Maurice commet ici de singulières erreurs ; c’est l’esclavage qui avait dépeuplé le monde, et c’est le christianisme qui l’a régénéré. Si les vingt millions de Français comptés par Vauban ne se retrouvaient plus en 1732, est-ce donc à la sévérité chrétienne du XVIIIe siècle qu’il faut attribuer cette déchéance ? Privilèges des castes, iniquité des lois, corruption des mœurs, voilà, sous des formes qui varient suivant les époques, les causes constantes du dépeuplement des états. Or, en se trompant ainsi sur le principe du mal, Maurice devait se tromper bien plus gravement encore sur le remède.
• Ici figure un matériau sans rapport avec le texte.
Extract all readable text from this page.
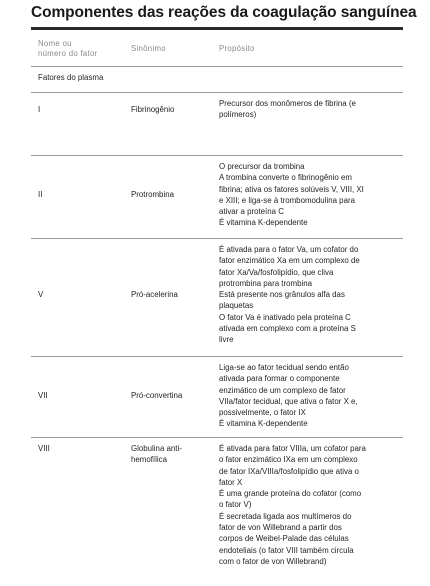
Componentes das reações da coagulação sanguínea
Nome ou
número do fator
Sinônimo	Propósito
Fatores do plasma
I	Fibrinogênio
Precursor dos monômeros de fibrina (e
polímeros)
II	Protrombina
O precursor da trombina
A trombina converte o fibrinogênio em
fibrina; ativa os fatores solúveis V, VIII, XI
e XIII; e liga-se à trombomodulina para
ativar a proteína C
É vitamina K-dependente
V	Pró-acelerina
É ativada para o fator Va, um cofator do
fator enzimático Xa em um complexo de
fator Xa/Va/fosfolipídio, que cliva
protrombina para trombina
Está presente nos grânulos alfa das
plaquetas
O fator Va é inativado pela proteína C
ativada em complexo com a proteína S
livre
VII	Pró-convertina
Liga-se ao fator tecidual sendo então
ativada para formar o componente
enzimático de um complexo de fator
VIIa/fator tecidual, que ativa o fator X e,
possivelmente, o fator IX
É vitamina K-dependente
VIII	Globulina anti-
hemofílica
É ativada para fator VIIIa, um cofator para
o fator enzimático IXa em um complexo
de fator IXa/VIIIa/fosfolipídio que ativa o
fator X
É uma grande proteína do cofator (como
o fator V)
É secretada ligada aos multímeros do
fator de von Willebrand a partir dos
corpos de Weibel-Palade das células
endoteliais (o fator VIII também circula
com o fator de von Willebrand)
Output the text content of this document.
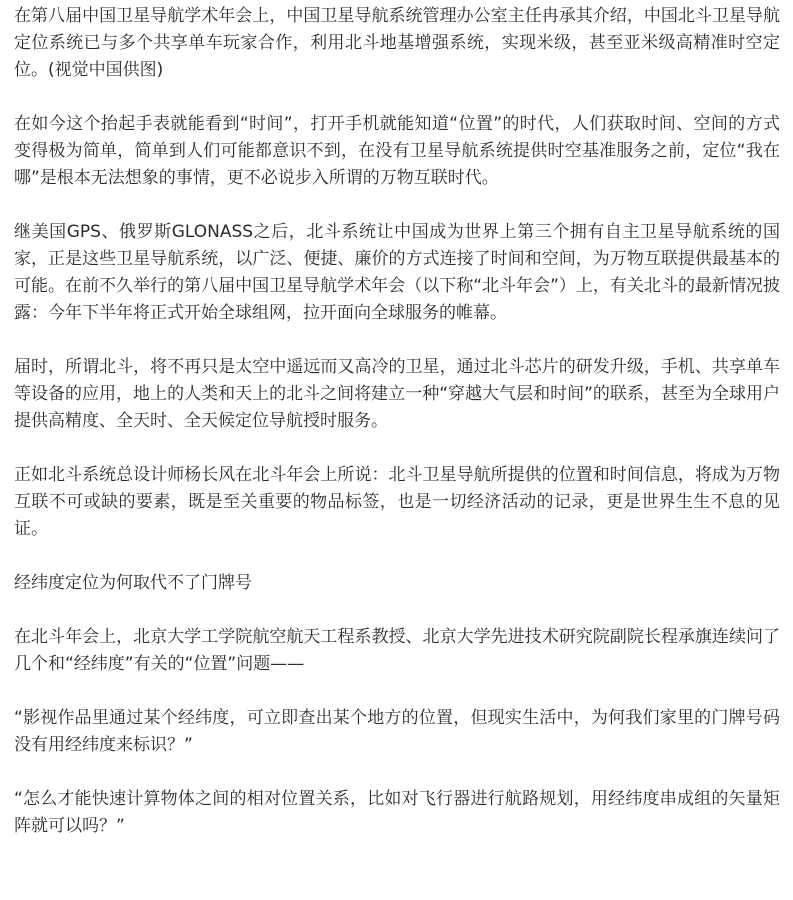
在第八届中国卫星导航学术年会上，中国卫星导航系统管理办公室主任冉承其介绍，中国北斗卫星导航定位系统已与多个共享单车玩家合作，利用北斗地基增强系统，实现米级，甚至亚米级高精准时空定位。(视觉中国供图)

在如今这个抬起手表就能看到“时间”，打开手机就能知道“位置”的时代，人们获取时间、空间的方式变得极为简单，简单到人们可能都意识不到，在没有卫星导航系统提供时空基准服务之前，定位“我在哪”是根本无法想象的事情，更不必说步入所谓的万物互联时代。

继美国GPS、俄罗斯GLONASS之后，北斗系统让中国成为世界上第三个拥有自主卫星导航系统的国家，正是这些卫星导航系统，以广泛、便捷、廉价的方式连接了时间和空间，为万物互联提供最基本的可能。在前不久举行的第八届中国卫星导航学术年会（以下称“北斗年会”）上，有关北斗的最新情况披露：今年下半年将正式开始全球组网，拉开面向全球服务的帷幕。

届时，所谓北斗，将不再只是太空中遥远而又高冷的卫星，通过北斗芯片的研发升级，手机、共享单车等设备的应用，地上的人类和天上的北斗之间将建立一种“穿越大气层和时间”的联系，甚至为全球用户提供高精度、全天时、全天候定位导航授时服务。

正如北斗系统总设计师杨长风在北斗年会上所说：北斗卫星导航所提供的位置和时间信息，将成为万物互联不可或缺的要素，既是至关重要的物品标签，也是一切经济活动的记录，更是世界生生不息的见证。

经纬度定位为何取代不了门牌号

在北斗年会上，北京大学工学院航空航天工程系教授、北京大学先进技术研究院副院长程承旗连续问了几个和“经纬度”有关的“位置”问题——

“影视作品里通过某个经纬度，可立即查出某个地方的位置，但现实生活中，为何我们家里的门牌号码没有用经纬度来标识？”

“怎么才能快速计算物体之间的相对位置关系，比如对飞行器进行航路规划，用经纬度串成组的矢量矩阵就可以吗？”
Le christianisme et le mahométisme, suivant ce réformateur, contribuent également à paralyser le rôle social de la compagne de l’homme, l’un en prononçant l’indissolubilité du mariage, l’autre en permettant la pluralité des femmes. « Il faudrait, dit-il, établir par les lois qu’aucun mariage à l’avenir ne se ferait que pour cinq années, et qu’il ne pourrait se renouveler sans dispense, s’il n’était né aucun enfant pendant ce temps. » Il ajoute, il est vrai, que les époux dont l’union aurait été féconde et renouvelée trois fois de suite seraient désormais inséparables. Après quoi il s’écrie intrépidement : « Tous les théologiens du monde ne sauraient prouver

  1. C’est Saint-Simon qui nous a révélé ces pensées de Catinat : « Il voyait tous les signes de destruction, et il disait qu’il n’y avait qu’un comble très dangereux de désordre qui pût enfin rappeler l’ordre dans ce royaume, » Mémoires de Saint-Simon, chapitre 321.